Earlier this week, I read a NY Times article headlined A Deceptively Simple Way to Find More Happiness at Work, and it gave me an idea.

The article shared what I thought was a pretty depressing statistic – that the key at work is do spend twenty percent of your time on tasks you find particularly engaging and meaningful. Supposedly, that’s the key to voiding burn-out at work – spending fifty percent of your time on meaningful tasks apparently doesn’t reduce the risk of burn-out.

I’m not so sure I agree with that stat, but the article did offer an interesting exercise. It suggested that people spend a week filling out a T-chart listing what activities they did they liked and which ones they loathed. The idea would be that after that activity, workers would need to figure out ways to increase doing their “liked” activities to twenty percent of their time.

Again, this sounds a depressingly low percentage of “meaningful” time to be satisfied with, but the T-chart idea got me thinking:

Since an on-going challenge that students experience with the retrieval practice notebook is differentiating between what they learned and what they did, why not add a T-Chart titled “Liked” and “Didn’t Like” where they listed one activity they did in school each day in each column? And make it even more meaningful by preparing monthly summaries for their teachers of what they wrote (without naming names)?

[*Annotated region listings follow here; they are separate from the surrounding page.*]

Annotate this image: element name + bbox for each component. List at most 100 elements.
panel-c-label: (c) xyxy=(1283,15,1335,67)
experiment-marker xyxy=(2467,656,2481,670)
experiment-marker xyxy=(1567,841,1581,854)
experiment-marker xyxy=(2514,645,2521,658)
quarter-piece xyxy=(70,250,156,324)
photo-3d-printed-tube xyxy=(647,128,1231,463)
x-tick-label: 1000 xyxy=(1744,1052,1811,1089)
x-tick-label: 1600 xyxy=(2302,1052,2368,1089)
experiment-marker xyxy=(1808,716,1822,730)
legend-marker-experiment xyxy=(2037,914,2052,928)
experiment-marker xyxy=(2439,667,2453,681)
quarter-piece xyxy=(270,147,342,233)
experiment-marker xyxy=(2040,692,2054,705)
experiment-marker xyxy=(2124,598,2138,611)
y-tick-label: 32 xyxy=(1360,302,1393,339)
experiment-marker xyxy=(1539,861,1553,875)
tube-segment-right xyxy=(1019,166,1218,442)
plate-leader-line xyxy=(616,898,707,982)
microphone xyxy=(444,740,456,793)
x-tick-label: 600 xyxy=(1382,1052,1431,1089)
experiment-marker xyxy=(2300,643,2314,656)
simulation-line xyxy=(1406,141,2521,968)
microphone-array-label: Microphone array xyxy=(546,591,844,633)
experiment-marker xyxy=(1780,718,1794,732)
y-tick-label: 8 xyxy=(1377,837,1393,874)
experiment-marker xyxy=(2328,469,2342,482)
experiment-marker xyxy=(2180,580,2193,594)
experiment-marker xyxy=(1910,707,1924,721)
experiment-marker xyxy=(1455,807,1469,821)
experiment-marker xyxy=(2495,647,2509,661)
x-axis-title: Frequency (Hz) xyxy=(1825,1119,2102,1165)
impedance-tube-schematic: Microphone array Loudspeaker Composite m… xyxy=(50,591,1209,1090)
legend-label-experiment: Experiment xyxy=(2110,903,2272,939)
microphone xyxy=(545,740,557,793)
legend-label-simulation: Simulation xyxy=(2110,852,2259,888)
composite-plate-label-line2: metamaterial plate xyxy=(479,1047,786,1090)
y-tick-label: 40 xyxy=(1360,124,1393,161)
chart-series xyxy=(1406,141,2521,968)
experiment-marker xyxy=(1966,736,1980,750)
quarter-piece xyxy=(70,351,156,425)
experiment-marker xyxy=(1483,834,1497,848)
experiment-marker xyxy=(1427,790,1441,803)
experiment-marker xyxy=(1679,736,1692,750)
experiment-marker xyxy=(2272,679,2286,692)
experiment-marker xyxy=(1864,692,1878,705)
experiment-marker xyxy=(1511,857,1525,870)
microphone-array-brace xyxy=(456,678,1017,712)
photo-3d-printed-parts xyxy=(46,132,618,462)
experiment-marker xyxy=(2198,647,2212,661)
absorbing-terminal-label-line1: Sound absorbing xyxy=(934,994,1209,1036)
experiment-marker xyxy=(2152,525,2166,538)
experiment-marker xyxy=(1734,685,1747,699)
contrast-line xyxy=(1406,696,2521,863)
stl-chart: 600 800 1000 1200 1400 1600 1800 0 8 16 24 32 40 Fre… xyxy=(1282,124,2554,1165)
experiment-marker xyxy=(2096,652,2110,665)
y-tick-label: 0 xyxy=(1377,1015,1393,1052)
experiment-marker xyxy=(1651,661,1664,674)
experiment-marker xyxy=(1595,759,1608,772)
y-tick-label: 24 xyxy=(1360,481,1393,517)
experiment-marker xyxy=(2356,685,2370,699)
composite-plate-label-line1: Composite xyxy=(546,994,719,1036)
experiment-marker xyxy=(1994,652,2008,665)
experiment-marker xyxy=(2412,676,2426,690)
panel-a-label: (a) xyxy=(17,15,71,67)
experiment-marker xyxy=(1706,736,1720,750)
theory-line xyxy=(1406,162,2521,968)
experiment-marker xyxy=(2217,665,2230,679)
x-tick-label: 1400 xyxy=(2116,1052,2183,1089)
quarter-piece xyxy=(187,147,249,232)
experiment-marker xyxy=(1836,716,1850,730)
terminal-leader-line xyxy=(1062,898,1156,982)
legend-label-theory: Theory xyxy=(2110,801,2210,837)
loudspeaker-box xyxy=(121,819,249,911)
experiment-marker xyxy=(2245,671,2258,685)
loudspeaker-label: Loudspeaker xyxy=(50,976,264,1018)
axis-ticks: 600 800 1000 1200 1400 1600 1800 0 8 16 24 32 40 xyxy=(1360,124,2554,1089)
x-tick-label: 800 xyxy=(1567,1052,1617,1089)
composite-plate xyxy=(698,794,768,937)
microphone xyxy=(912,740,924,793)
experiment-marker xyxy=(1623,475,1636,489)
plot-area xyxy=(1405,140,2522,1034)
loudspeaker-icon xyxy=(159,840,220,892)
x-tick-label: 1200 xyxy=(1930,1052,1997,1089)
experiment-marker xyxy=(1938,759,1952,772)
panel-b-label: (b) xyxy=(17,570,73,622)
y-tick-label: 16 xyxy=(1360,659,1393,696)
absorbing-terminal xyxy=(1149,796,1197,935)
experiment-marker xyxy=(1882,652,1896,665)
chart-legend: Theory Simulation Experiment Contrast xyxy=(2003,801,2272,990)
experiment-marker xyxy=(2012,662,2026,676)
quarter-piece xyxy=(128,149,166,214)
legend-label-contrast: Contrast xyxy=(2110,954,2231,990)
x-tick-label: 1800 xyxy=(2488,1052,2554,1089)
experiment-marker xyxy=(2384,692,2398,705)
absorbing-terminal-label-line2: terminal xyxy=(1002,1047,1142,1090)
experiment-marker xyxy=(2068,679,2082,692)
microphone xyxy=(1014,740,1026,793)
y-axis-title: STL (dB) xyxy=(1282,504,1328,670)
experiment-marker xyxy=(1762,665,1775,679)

And, then, at the end of the year, have students review what they wrote and and compile a reflection about how they like (and not like) to learn so they can share it with their teachers next year?

You obviously can’t learn much from doing just two days of anything, but the idea has been well-received. We’ll see how it goes.

What do you think? Any ways I can improve on this new addition?

I’m adding this post to The Best Resources For Learning About Retrieval Practice.